If you think the Bush administration cares first and foremost about preventing terrorist attacks, consider how the Justice Department’s been spending its time lately:
Micron Technology, as part of an agreement to win amnesty from prosecution by the Justice Department, may admit it conspired with competitors to manipulate computer-chip prices, people familiar with the probe said.

Boise, Idaho-based Micron, the world's No. 2 maker of memory chips, is in talks to provide information to bolster a possible U.S. case against three other companies in the $16 billion market for dynamic random access memory, or DRAM, chips, the people said.

The U.S. is probing whether Micron conspired with Infineon Technologies, Samsung Electronics and Hynix Semiconductor.

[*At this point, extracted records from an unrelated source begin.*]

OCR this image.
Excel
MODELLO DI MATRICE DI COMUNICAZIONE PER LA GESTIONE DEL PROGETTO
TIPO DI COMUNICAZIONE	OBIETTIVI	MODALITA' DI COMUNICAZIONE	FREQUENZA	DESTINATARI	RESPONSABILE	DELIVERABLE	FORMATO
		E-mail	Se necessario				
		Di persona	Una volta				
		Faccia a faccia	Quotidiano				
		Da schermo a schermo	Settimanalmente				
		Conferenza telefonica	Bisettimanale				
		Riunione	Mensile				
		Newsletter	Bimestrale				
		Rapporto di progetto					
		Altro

Cooperating with the agency could allow Micron executives to avoid prosecution.
The DRAM antitrust investigation centers around an alleged short-term price increase that happened two years ago. There is no fraud, coercion, or other criminal act at the center of this investigation, only the DOJ’s insistence that businesses not take any action to affect prices in their markets.

If the DOJ was capable of putting things in context—and they are not—they would see memory chips have never been cheaper or more plentiful. Even if there were some private agreements among competitors, the market as a whole has not suffered. But the Justice Department employs hundreds of lawyers and has empanelled more than 70 grand juries just to investigate antitrust matters. They will find something even where nothing exists.

To be sure, Micron didn’t help itself when one its executives pled guilty to obstruction of justice related to the antitrust investigation. The executive apparently altered notes about chip prices after they were subpoenaed by the grand jury investigating Micron. While I don’t condone this, the truth is Micron would be in trouble either way. The truth does not matter to the DOJ, only altering facts to meet their pre-determined subjective reality.

And I’m not sure I can condemn Micron for seeking a deal. Really, what choice do they have? If they don’t settle, they’ll almost certainly be indicted on criminal antitrust charges. Executives will be sent to jail. I have no trust in a jury’s ability to see the inherent irrationality of antitrust. Most people will simply assume Micron is just another corrupt corporation like Enron or WorldCom, and Micron will be punished for those firms’ sins.